NEW YORK, New York - There's something about the New York Yankees that doesn't agree with the Blue Jays.
Maybe it's Yankee Stadium with all of its ghosts; though that shouldn't be it - this yard's across the street from where Babe Ruth, Lou Gehrig, Joe DiMaggio and Mickey Mantle played.
Perhaps, following Saturday's 7-2 loss, it's just Robinson Cano, who will be an all-time Yankee provided he finishes his career in the Bronx.
"I felt like I threw a lot better than what the scoreboard indicated," said starter Brandon Morrow. "Just the New York Robinson Cano's got me and, you know, he was the whole ball game."
A two-run home run by Cano in the third gave New York a 3-0 lead. With the score 3-1 in the fifth, there was Cano again to put the game out of reach, 5-1.
"Cano was the difference," said manager John Gibbons. "The two two-runners was the difference there and then of course, you know, Hafner late. Cano makes a good living doing that and he's tough, too, you know that short porch in right is just like Fenway in left. You're always conscious that that's there, you know."
There was a moment in the top of the first that stood in stark contrast to Cano's exploits. The Blue Jays' best player made a significant mental mistake.
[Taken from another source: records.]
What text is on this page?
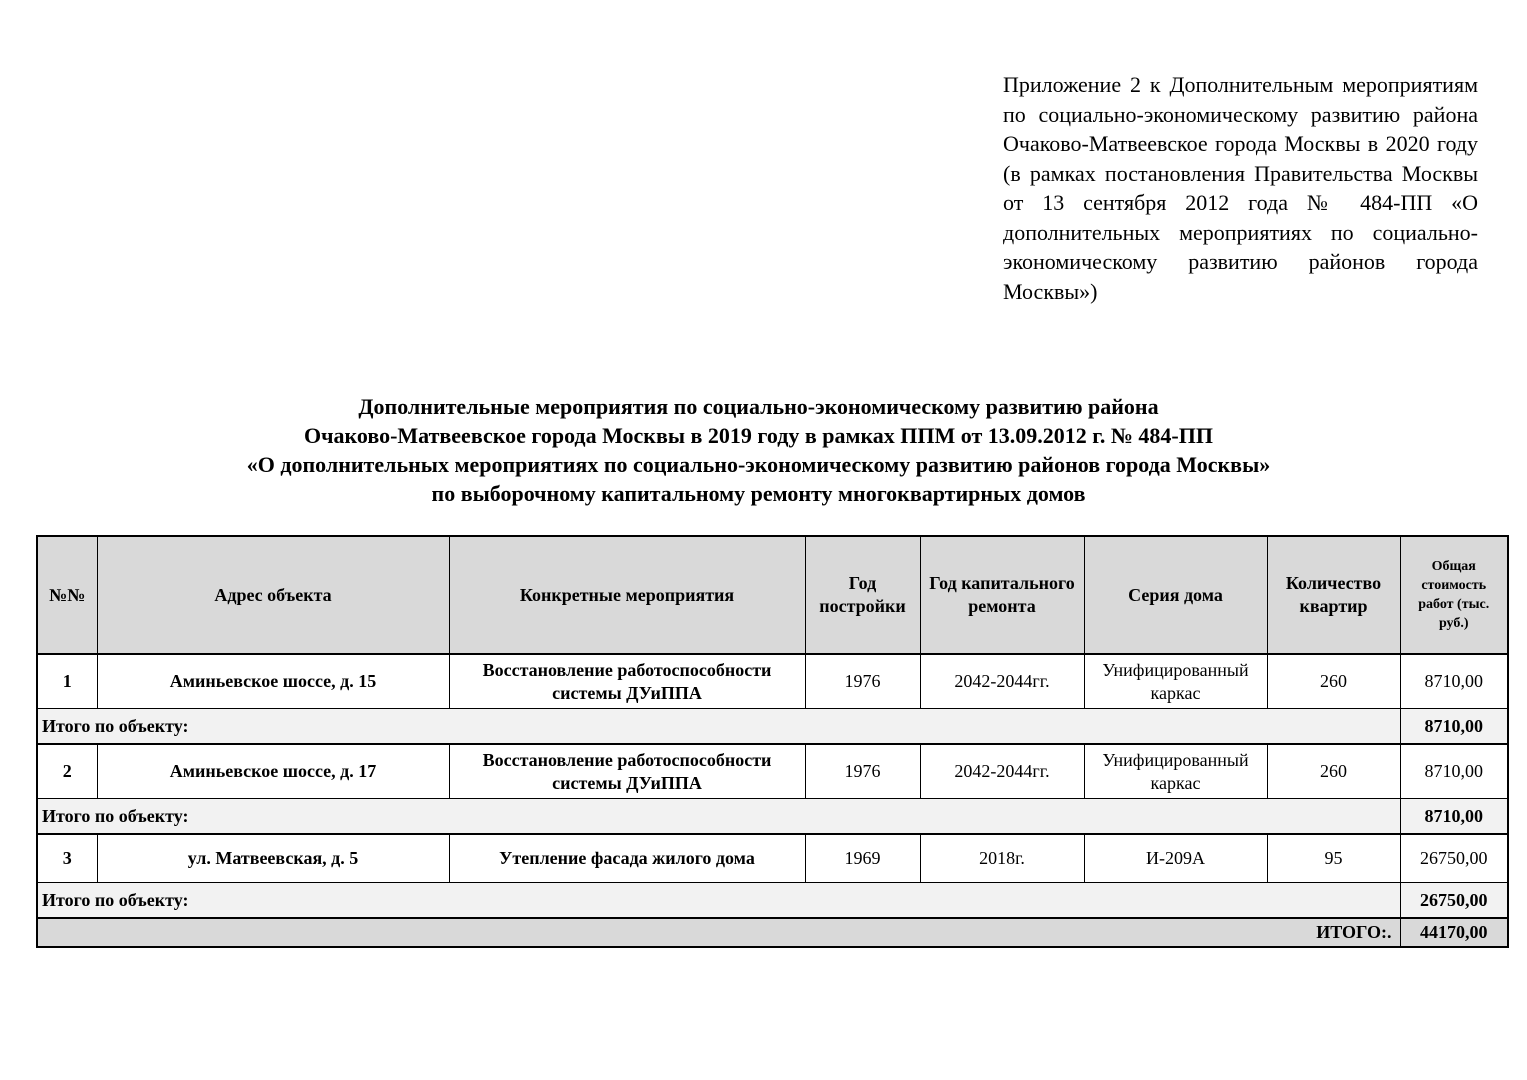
Приложение 2 к Дополнительным мероприятиям по социально-экономическому развитию района Очаково-Матвеевское города Москвы в 2020 году (в рамках постановления Правительства Москвы от 13 сентября 2012 года № 484-ПП «О дополнительных мероприятиях по социально-экономическому развитию районов города Москвы»)
Дополнительные мероприятия по социально-экономическому развитию района
Очаково-Матвеевское города Москвы в 2019 году в рамках ППМ от 13.09.2012 г. № 484-ПП
«О дополнительных мероприятиях по социально-экономическому развитию районов города Москвы»
по выборочному капитальному ремонту многоквартирных домов
№№	Адрес объекта	Конкретные мероприятия	Год постройки	Год капитального ремонта	Серия дома	Количество квартир	Общая стоимость работ (тыс. руб.)
1	Аминьевское шоссе, д. 15	Восстановление работоспособности системы ДУиППА	1976	2042-2044гг.	Унифицированный каркас	260	8710,00
Итого по объекту:							8710,00
2	Аминьевское шоссе, д. 17	Восстановление работоспособности системы ДУиППА	1976	2042-2044гг.	Унифицированный каркас	260	8710,00
Итого по объекту:							8710,00
3	ул. Матвеевская, д. 5	Утепление фасада жилого дома	1969	2018г.	И-209А	95	26750,00
Итого по объекту:							26750,00
ИТОГО:.							44170,00
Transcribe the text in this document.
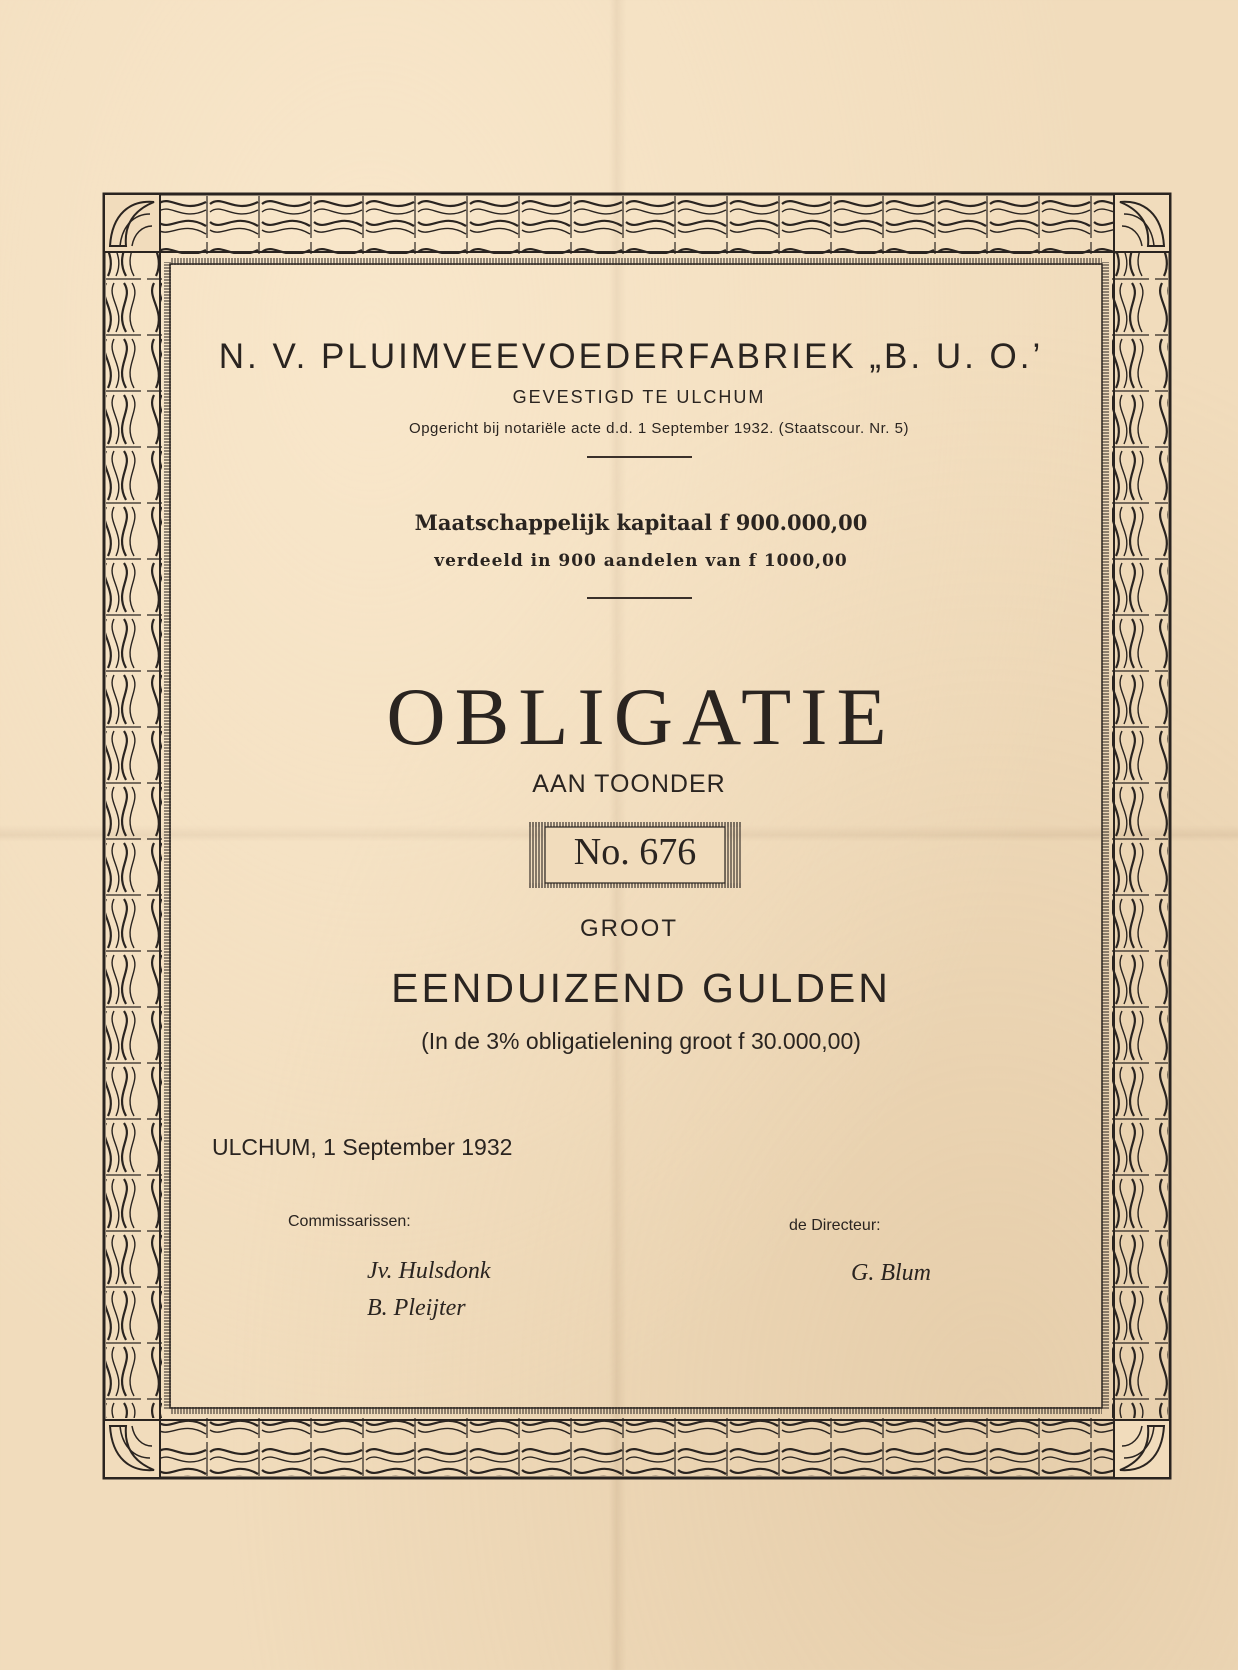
N. V. PLUIMVEEVOEDERFABRIEK „B. U. O.’
GEVESTIGD TE ULCHUM
Opgericht bij notariële acte d.d. 1 September 1932. (Staatscour. Nr. 5)
Maatschappelijk kapitaal f 900.000,00
verdeeld in 900 aandelen van f 1000,00
OBLIGATIE
AAN TOONDER
No. 676
GROOT
EENDUIZEND GULDEN
(In de 3% obligatielening groot f 30.000,00)
ULCHUM, 1 September 1932
Commissarissen:	de Directeur:
Jv. Hulsdonk
B. Pleijter
G. Blum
Yankees' starter David Phelps, in the rotation subbing for injured Ivan Nova, struggled out of the gate.
After striking out Melky Cabrera to begin the game, Phelps walked Jose Bautista and Edwin Encarnacion.
After striking out J.P. Arencibia, Phelps fell behind in the count, 3-1, to Toronto's hottest hitter, Adam Lind. Phelps toed the rubber, came set, spun and picked off Bautista, who'd strayed too far off second base.
The early Jays' threat was over and Phelps, whose 24 first inning pitches consisted of only 11 strikes, was out of his self-imposed jam. Toronto would threaten repeatedly but strand runners in scoring position in the third, fifth and sixth.
"I'm not here to talk about that," Gibbons said. "You want to talk about what happened in the game, overall, yeah we made a couple of sloppy errors late, got picked off and you can't do that. But as far as what it does to you mentally, I'm probably the wrong guy to ask."
On a positive note, Morrow reported good health following his first start in 13 days. He'd been sidelined with a back strain and was ready to pitch on Wednesday but was rescheduled for Saturday.
"Everything was fine," said Morrow. "My back felt good, my arm felt good, I thought my stuff was pretty good and command was good."
Toronto has lost each of the six games it's played at Yankee Stadium so far this season and eight of nine overall to New York, which at 27-16 finds itself atop the American League East despite an injury-depleted roster. The losing skid in the Bronx has reached nine, dating back to last season.
Gibbons aligned his rotation so that his three best healthy starters would pitch in New York.
Now it's up to R.A. Dickey, who will counter Yankees' ace CC Sabathia on Sunday, to salvage the final game of the series.